Mérida, May 13th 2010 – A gas rig sank off the northeastern coast of Venezuela on Thursday morning. The 95 workers on the rig were safely evacuated, and emergency procedures were performed to prevent subsequent gas leak, according to Energy and Petroleum Minister Rafael Ramírez.
 
“We want to highlight the calmness, professionalism, and bravery of our workers and supervisors, who carried out their jobs successfully,” Ramírez announced to the press. “It is not possible that a leakage of hydrocarbons into the environment exists because the gas well is blocked by fluid under pressure,” Ramírez explained.
 
A failure in the rig’s flotation system was detected at 11:23pm on Wednesday night, causing a ten degree inclination in the rig. This allowed water to flood other parts of the system and caused the rig to topple into the Caribbean sea near the maritime border with Trinidad and Tobago at approximately 2:20am, according to Minister Ramirez.
 
On Thursday morning, President Hugo Chavez announced through his new Twitter profile that the rig had sunk. “The good news is that the 95 workers are alive,” he wrote.
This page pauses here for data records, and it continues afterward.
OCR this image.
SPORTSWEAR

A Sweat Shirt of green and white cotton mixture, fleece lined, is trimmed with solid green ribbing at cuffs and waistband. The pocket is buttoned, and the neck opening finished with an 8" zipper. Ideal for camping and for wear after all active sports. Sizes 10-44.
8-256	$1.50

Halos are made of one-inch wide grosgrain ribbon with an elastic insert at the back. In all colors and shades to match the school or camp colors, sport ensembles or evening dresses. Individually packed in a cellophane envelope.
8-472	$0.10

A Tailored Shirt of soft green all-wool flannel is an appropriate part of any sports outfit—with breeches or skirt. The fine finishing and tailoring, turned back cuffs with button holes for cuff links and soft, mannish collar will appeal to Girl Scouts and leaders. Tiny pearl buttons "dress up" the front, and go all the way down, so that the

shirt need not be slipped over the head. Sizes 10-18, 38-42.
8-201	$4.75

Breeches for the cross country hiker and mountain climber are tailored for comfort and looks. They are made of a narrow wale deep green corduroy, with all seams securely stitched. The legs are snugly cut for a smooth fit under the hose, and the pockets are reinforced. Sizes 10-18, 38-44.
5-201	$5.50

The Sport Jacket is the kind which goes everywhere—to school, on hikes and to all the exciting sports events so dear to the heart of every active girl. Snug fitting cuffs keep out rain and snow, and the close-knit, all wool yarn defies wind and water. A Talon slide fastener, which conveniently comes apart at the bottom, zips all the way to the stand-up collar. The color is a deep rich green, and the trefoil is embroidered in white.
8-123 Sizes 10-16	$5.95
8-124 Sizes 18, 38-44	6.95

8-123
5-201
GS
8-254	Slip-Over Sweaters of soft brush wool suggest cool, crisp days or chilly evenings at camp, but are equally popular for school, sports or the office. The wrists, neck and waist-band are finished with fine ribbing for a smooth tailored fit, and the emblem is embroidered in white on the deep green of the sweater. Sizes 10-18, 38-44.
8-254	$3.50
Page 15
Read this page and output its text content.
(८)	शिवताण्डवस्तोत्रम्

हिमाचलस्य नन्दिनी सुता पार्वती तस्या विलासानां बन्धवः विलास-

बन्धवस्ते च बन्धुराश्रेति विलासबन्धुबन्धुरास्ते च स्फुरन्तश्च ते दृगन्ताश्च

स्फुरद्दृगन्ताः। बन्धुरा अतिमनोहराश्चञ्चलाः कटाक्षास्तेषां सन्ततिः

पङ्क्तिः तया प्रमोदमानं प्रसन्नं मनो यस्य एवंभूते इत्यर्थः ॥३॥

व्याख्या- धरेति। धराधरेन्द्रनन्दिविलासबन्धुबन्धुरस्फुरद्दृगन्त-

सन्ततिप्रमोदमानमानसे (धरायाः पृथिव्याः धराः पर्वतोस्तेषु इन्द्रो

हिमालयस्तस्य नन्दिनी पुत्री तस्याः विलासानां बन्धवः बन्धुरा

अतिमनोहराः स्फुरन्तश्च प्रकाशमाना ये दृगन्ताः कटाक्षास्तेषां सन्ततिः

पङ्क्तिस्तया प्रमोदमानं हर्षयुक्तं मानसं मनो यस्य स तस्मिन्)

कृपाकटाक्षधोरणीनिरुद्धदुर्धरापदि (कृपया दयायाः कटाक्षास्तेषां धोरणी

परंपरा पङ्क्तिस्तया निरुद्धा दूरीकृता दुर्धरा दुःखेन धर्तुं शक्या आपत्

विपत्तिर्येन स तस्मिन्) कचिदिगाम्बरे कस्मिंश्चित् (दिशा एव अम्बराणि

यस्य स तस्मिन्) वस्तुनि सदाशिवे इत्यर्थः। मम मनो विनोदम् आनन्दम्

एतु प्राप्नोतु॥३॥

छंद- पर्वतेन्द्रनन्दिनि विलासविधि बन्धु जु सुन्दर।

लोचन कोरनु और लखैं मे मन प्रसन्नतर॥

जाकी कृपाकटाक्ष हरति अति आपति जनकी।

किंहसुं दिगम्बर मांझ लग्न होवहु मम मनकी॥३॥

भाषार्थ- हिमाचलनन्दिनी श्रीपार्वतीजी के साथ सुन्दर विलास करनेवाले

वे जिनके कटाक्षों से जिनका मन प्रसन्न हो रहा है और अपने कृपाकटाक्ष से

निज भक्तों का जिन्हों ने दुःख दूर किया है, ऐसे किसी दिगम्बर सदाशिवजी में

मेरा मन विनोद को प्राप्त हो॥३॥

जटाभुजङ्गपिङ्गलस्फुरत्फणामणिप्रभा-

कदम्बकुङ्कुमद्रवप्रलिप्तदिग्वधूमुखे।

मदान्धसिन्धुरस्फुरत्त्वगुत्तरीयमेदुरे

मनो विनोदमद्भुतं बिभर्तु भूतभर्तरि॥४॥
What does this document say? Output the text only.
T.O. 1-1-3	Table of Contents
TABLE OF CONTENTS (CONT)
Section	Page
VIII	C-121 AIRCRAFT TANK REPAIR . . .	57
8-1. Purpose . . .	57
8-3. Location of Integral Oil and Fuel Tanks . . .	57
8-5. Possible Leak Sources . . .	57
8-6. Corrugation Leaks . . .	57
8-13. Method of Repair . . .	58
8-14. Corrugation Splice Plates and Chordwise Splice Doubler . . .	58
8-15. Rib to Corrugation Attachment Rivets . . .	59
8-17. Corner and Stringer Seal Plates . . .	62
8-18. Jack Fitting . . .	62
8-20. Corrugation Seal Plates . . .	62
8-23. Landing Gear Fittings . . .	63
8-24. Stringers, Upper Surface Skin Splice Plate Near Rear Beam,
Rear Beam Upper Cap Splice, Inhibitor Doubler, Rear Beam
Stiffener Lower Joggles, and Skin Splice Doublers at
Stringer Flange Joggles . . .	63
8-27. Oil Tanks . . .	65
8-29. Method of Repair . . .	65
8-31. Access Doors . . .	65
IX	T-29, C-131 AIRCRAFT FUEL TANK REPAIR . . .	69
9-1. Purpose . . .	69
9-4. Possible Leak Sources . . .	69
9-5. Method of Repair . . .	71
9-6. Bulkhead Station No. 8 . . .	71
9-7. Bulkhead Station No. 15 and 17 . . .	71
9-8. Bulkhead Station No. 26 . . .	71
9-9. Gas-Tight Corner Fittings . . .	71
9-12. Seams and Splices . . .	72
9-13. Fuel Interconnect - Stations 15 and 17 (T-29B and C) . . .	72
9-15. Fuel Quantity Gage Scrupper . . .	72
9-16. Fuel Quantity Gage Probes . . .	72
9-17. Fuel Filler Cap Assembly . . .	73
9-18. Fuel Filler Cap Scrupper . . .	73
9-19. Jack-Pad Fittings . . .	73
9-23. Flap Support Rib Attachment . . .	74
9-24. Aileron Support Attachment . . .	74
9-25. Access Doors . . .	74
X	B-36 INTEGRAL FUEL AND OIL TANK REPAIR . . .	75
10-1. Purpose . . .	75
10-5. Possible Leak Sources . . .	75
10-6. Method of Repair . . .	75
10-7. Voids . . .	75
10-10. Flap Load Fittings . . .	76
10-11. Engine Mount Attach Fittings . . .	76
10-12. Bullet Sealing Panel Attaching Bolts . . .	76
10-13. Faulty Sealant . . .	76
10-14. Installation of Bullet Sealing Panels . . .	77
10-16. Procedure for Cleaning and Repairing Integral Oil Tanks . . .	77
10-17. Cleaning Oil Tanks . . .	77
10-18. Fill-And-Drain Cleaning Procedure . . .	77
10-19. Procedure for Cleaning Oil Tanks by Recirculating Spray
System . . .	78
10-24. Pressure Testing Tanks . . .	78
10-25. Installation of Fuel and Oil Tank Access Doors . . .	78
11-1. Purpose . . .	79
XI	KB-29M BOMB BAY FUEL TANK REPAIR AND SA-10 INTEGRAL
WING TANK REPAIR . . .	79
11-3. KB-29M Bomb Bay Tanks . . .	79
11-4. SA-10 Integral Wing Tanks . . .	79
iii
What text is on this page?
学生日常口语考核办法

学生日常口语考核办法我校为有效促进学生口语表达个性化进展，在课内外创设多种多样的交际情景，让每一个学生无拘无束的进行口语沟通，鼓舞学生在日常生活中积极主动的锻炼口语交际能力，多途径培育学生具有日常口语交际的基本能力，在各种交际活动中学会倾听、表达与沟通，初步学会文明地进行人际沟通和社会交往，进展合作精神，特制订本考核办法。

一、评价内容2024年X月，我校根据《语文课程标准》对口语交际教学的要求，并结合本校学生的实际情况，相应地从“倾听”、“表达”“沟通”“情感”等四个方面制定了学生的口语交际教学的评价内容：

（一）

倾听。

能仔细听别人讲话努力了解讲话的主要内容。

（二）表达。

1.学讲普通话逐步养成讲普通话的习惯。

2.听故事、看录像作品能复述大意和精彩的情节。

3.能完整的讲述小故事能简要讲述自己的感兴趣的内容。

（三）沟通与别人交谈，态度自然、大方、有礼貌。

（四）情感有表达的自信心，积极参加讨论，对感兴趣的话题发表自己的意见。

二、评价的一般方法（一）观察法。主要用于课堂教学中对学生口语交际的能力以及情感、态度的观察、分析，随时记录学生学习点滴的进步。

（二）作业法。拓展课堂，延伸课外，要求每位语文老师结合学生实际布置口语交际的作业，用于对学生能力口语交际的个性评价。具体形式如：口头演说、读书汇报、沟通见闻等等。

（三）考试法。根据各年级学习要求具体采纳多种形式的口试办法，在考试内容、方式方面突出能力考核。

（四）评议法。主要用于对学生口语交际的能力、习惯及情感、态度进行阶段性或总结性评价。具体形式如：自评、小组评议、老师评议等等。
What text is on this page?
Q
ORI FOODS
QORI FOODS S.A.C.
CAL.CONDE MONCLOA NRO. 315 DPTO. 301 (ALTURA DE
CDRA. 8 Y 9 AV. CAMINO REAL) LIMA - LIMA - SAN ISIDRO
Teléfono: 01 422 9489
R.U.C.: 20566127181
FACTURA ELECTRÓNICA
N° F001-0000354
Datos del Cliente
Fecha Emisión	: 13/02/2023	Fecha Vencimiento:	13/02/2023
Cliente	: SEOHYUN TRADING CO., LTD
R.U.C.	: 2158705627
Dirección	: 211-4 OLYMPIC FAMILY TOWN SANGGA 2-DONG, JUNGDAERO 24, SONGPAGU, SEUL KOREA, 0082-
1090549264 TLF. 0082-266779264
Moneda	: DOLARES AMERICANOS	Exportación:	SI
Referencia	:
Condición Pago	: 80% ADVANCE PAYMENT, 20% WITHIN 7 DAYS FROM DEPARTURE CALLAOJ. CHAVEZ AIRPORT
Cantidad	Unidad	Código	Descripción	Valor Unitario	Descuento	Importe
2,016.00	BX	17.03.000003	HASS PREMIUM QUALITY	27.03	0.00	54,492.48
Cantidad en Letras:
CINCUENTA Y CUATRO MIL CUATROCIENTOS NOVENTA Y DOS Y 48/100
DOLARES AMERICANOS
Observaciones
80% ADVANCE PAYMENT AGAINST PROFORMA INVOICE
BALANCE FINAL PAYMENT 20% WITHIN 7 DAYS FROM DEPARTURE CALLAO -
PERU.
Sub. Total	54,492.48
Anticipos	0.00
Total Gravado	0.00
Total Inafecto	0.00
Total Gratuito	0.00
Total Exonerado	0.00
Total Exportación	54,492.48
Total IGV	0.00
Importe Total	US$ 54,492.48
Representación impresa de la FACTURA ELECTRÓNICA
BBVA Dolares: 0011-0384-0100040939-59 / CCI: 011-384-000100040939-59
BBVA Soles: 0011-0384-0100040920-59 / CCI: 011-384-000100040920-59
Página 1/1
PDVSA has launched an investigation to determine the cause of the collapse, and it plans to have a replacement rig in place within two months, Ramirez announced on Thursday afternoon.
 
The rig, named Aban Pearl, began drilling last week in the Dragon 6 block of Venezuela’s vast natural gas reserves. It was projected to extract 2.2 billion cubic feet of natural gas.
 
The Dragon 6 block is managed jointly by the Venezuelan state oil company, PDVSA, and Abban Offshore Ltd. of India, as well as Singapore-based Petromarine Energy Services Ltd.
 
Venezuela began drilling for gas off its coastline in conjunction with Russia’s Gazprom in late 2008, and has since signed deals with other countries, including the planned construction of gas liquefying plants in Uruguay and Nicaragua.
 
In 2008, President Chavez proposed the formation of an organization of gas exporting countries to play a similar role to that of the Organization of Petroleum Exporting Countries (OPEC). The government estimates its natural gas reserves to be the fourth largest in the world.